Yeah. It’s a stupid nonsense name. I know it. Before I wrote this, I did some research on the phrase and couldn’t find any sense of origin (if you do know it, leave it in the comments please), so as far as I know it’s just one of those prairie calls or something. It feels a lot like something you’d say to a horse, although I’ve never met a horse and don’t know how to talk to them.
There’s a huge difference between being silly and being coerced into someone else’s version of self-aware cuteness that makes this song, or asking my dog if she’s hungy, or letting my kids call their butts booty pom poms into something else. There’s this attitude that sometimes comes attached to adulthood that seriousness in all matters is preferred, and being silly, even with kids, must be performed with a self-consciousness that says I’m so cray cray y’all, is that what the kids call it, but really I wear a suit and tie to the beach even I’m so seriously serious. That affect, that unwillingness to just be silly when you feel it but to pull it on only when it’s been deemed okay by the powers that be – that’s what so goddamn irritating about menus like that.

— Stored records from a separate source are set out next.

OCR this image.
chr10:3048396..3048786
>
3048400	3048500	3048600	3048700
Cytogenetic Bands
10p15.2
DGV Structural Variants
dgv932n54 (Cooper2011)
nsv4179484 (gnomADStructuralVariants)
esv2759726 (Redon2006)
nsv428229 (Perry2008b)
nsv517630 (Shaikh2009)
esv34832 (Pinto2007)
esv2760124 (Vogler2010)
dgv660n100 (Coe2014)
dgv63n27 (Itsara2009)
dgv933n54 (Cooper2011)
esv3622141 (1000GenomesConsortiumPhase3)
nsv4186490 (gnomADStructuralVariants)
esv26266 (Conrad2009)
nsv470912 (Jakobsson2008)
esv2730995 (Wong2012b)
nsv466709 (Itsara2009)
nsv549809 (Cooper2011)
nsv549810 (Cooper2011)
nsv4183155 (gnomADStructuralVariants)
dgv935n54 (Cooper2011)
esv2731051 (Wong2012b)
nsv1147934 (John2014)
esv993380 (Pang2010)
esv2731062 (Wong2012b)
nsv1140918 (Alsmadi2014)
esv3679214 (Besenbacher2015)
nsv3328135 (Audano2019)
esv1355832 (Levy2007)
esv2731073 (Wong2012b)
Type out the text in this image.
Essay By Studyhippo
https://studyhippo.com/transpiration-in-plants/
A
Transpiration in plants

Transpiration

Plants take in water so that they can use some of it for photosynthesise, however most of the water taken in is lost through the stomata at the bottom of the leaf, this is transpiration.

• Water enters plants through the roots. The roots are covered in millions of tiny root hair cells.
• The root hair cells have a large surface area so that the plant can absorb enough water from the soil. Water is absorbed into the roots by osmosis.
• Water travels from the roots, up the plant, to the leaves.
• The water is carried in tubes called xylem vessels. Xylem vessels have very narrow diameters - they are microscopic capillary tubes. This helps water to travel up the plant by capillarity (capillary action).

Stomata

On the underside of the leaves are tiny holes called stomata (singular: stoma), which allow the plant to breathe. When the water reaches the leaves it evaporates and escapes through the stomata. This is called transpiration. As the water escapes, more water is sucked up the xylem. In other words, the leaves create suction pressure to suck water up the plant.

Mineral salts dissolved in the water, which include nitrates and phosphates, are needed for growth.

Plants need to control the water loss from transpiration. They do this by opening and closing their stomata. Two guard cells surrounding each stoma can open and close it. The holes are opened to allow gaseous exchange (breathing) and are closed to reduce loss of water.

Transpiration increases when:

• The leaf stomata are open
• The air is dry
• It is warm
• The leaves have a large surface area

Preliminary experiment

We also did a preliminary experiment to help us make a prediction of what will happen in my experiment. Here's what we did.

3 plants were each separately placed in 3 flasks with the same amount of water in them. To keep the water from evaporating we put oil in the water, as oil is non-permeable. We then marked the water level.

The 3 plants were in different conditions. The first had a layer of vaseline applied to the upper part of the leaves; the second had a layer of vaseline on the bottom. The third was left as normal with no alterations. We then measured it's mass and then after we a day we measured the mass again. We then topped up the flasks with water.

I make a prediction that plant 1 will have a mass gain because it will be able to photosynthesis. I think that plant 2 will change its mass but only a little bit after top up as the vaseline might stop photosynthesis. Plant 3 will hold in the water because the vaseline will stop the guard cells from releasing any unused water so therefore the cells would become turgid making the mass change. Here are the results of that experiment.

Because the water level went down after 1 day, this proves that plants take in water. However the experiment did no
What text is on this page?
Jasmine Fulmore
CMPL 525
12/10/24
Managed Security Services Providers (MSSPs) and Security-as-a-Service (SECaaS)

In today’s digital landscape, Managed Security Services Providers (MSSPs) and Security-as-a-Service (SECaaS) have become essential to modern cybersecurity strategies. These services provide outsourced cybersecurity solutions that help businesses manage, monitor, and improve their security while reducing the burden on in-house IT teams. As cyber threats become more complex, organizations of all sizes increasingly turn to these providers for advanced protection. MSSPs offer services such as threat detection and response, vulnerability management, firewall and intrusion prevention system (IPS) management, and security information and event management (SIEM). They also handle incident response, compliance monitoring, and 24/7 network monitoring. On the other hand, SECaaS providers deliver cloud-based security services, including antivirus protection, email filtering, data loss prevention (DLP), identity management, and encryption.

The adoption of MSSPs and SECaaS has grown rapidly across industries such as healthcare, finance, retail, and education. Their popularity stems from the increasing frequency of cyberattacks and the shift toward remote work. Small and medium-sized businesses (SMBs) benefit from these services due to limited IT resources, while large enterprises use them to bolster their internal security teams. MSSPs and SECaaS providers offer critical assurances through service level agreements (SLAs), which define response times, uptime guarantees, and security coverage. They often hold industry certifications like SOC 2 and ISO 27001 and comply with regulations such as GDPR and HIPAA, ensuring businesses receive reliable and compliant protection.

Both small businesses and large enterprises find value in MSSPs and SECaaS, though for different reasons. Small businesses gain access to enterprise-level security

Early pop and folksy music from the beginning half or so of the 20th century has this undercurrent of honest silliness, though, and this song stands as example of that tone. So many fantastic songs have been sung tongue in cheek, and this one is a catchy, sweet example. In this version we hear Nita, Rita, and Ruby, a girl trio comprised of some heavy hitting country families including Ruby Wright, daughter of Kitty Wells and Johnnie Wright, as well as Anita Carter from that whole country dynasty. Those voices combine to bring us the simplicity of having a sweet fella ringing out of a simple musical arrangement. Primarily just a strummed banjo, with some sweet ass spoons and handclaps (have I said before I can’t resist a handclap, because I fucking CANNOT), the music serves just as a back-up for the three women’s voices sung in classic Nashville harmony. Clearly in the lovestruck early stages of an infatuation, our lovely ladies are just beaming out with the most pure, most virginal love comprised of some amalgamation of sunshine, smiles, rainbows, and dreams that would rival any neon train wreck from the mind of beloved Lisa Frank.
It goes nowhere. There’s no real progression, just a verse, chorus, bridge, chorus of the simplest lyrics. The only percussive instrument is just some dude’s hands. It’s not complicated, it’s not ground-breaking, but it’s fucking fantastic in its straightforward, adorable upbeat nature, and I want you to listen to it this weekend and be just as, like, goofy as you want in the sunshine.